4 Post author: Gondolinian 13 April 2015 12:19AM

You are viewing a comment permalink. View the original post to see all comments and the full post content.

Comments (319)

You are viewing a single comment's thread.

Comment author: moridinamael 14 April 2015 03:06:21PM *  2 points [-]

Is there a knockdown general argument against "blind" AI boxing as a general strategy?

For example, what is wrong with the following strategy:

The (probable) uFAI is instantiated inside a sandboxed virtual environment. The uFAI is tasked with optimizing for the revealed preferences of a species of complex but nonsentient artificial life form that lives inside the virtual environment.

As a Boxing technique we have the following:

  • Assume the AI is smart enough to figure out it's in a box; explicitly penalize its objective function for any changes it makes to the outside world.

  • Give the artificial life forms an explicit preference that the external world (if one exists) remain causally pristine.

  • Provide at least one layer of virtual sandboxing. In other words, the simulation is itself running on a software simulation of a computer embedded in some simple artificial physics. If the behavior of the simulated computer deviates in any statistically detectable way from the behavior of a control, the box is terminated.

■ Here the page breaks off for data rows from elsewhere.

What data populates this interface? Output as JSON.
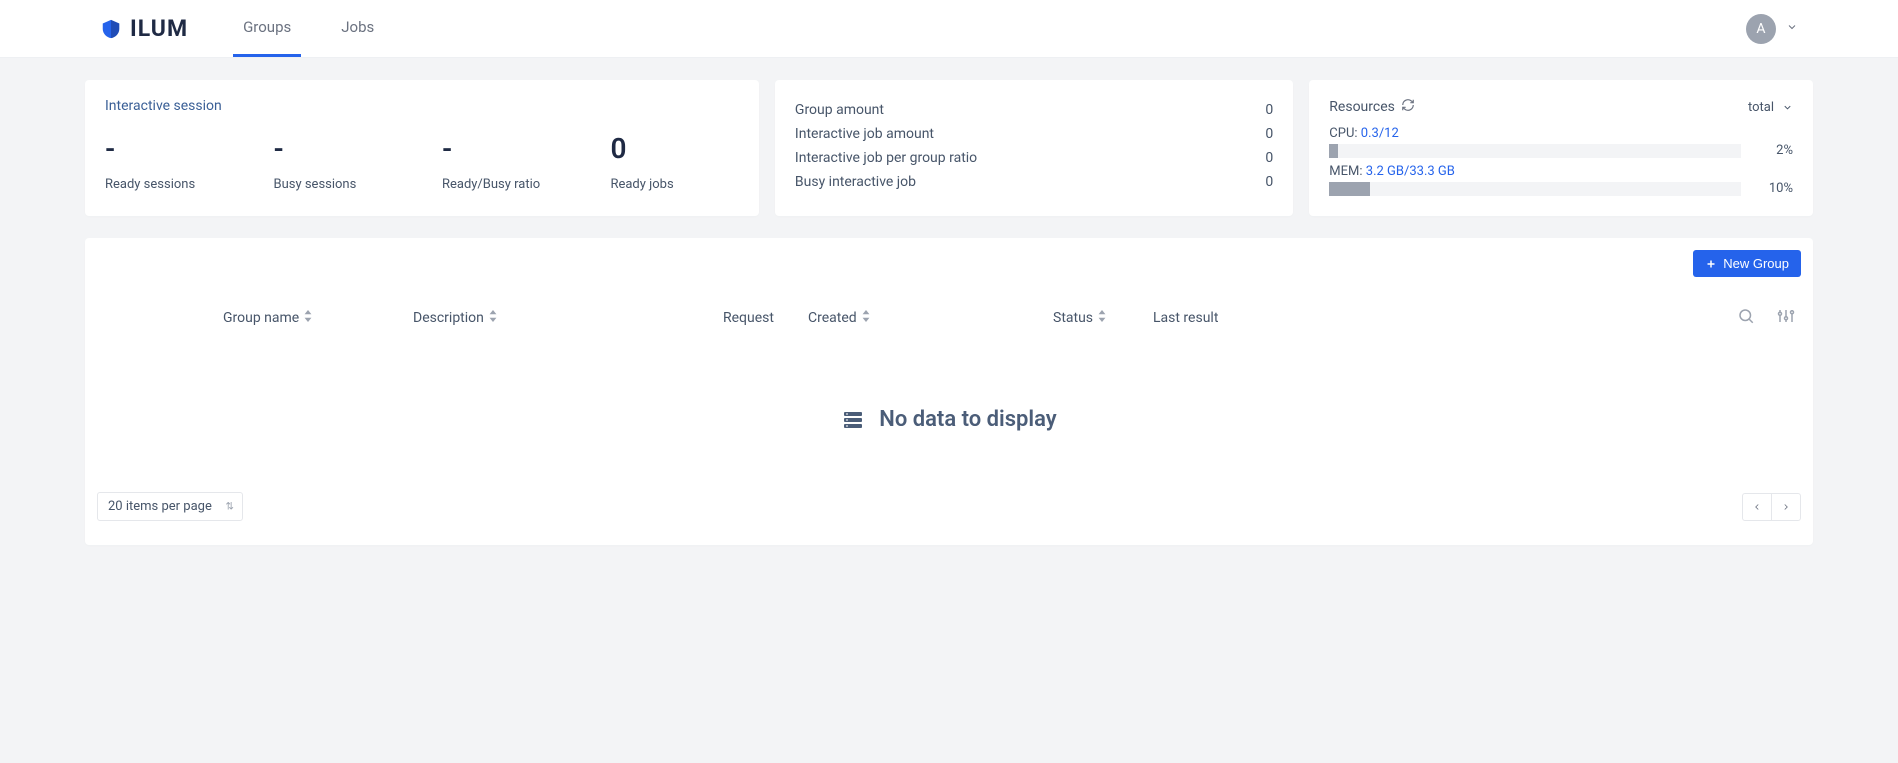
{
  "brand": {
    "name": "ILUM"
  },
  "nav": {
    "groups": "Groups",
    "jobs": "Jobs"
  },
  "user": {
    "initial": "A"
  },
  "session_card": {
    "title": "Interactive session",
    "ready_sessions": {
      "value": "-",
      "label": "Ready sessions"
    },
    "busy_sessions": {
      "value": "-",
      "label": "Busy sessions"
    },
    "ratio": {
      "value": "-",
      "label": "Ready/Busy ratio"
    },
    "ready_jobs": {
      "value": "0",
      "label": "Ready jobs"
    }
  },
  "group_metrics": {
    "group_amount": {
      "label": "Group amount",
      "value": "0"
    },
    "interactive_amount": {
      "label": "Interactive job amount",
      "value": "0"
    },
    "ratio": {
      "label": "Interactive job per group ratio",
      "value": "0"
    },
    "busy": {
      "label": "Busy interactive job",
      "value": "0"
    }
  },
  "resources": {
    "title": "Resources",
    "scope": "total",
    "cpu": {
      "label": "CPU:",
      "value": "0.3/12",
      "percent": "2%",
      "bar_pct": 2
    },
    "mem": {
      "label": "MEM:",
      "value": "3.2 GB/33.3 GB",
      "percent": "10%",
      "bar_pct": 10
    }
  },
  "table": {
    "new_group_btn": "New Group",
    "headers": {
      "group_name": "Group name",
      "description": "Description",
      "request": "Request",
      "created": "Created",
      "status": "Status",
      "last_result": "Last result"
    },
    "empty_message": "No data to display",
    "items_per_page": "20 items per page"
  }
}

  • The AI is given a specific, relatively short time window in which to complete its task. (This can be built directly into the objective function.) After that time, the simulation is ended and the scientists look only at what the AI did inside the box in order to optimize for the values of the artificial agents.

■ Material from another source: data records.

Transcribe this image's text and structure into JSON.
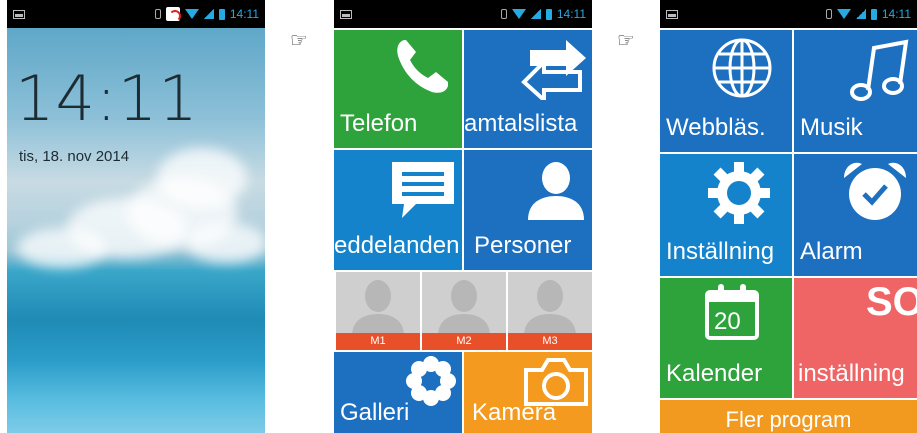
{
  "lock_screen": {
    "status_time": "14:11",
    "clock": "14:11",
    "date": "tis, 18. nov 2014"
  },
  "home_screen_1": {
    "status_time": "14:11",
    "tiles": {
      "phone": "Telefon",
      "call_log": "amtalslista",
      "messages": "eddelanden",
      "contacts": "Personer",
      "gallery": "Galleri",
      "camera": "Kamera"
    },
    "speed_dial": [
      "M1",
      "M2",
      "M3"
    ]
  },
  "home_screen_2": {
    "status_time": "14:11",
    "tiles": {
      "browser": "Webbläs.",
      "music": "Musik",
      "settings": "Inställning",
      "alarm": "Alarm",
      "calendar": "Kalender",
      "calendar_day": "20",
      "sos_title": "SOS",
      "sos_settings": "inställning"
    },
    "more_apps": "Fler program"
  },
  "colors": {
    "green": "#2ea33c",
    "blue": "#1d6fc0",
    "light_blue": "#1483cc",
    "orange": "#f39a1f",
    "contact_bar": "#e8502a",
    "sos": "#ef6565"
  },
  "icons": [
    "pointing-hand-icon",
    "phone-icon",
    "swap-arrows-icon",
    "message-icon",
    "person-icon",
    "flower-icon",
    "camera-icon",
    "globe-icon",
    "music-note-icon",
    "gear-icon",
    "alarm-clock-icon",
    "calendar-icon"
  ]
}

If the uFAI has not done something horrific inside the box, run the experiment again with slightly more earth-like simulated physics and slightly more human-like artificial agents. Gradually observe what kinds of solutions it comes up with. If it has done something horrific, modify its source and start over.

Problems I notice immediately: I've committed the sin of trying to specify AI behavior with English sentences. I've also exposed the scientists to Basilisks, etc., but if the time-preference is implemented right, the AI should have no motive to leave cognitive bombs. Also the AI should have no clue what humans are like unless the layered boxing strategy has already failed. Finally, I'm leaving the implementation of advanced uFAI generated solutions in the hands of the human operators.

All that said - again, is there a general reason why boxing can't work as a path to experimenting on uFAI?

Comment author: Viliam 15 April 2015 07:42:53AM *  1 point [-]

Give the artificial life forms an explicit preference that the external world (if one exists) remain causally pristine.

The AI is given a specific, relatively short time window in which to complete its task.

These two things seem to contradict each other. How should AI both complete a task for you and not influence you causally?

Comment author: Illano 15 April 2015 05:44:14PM 1 point [-]

Exactly. Any observations you make on the AI, essentially give it a communications channel to the outside world. The original AI Box experiment chooses a simple text interface as the lowest bandwidth method of making those observations, as it is the least likely to be exploitable by the AI.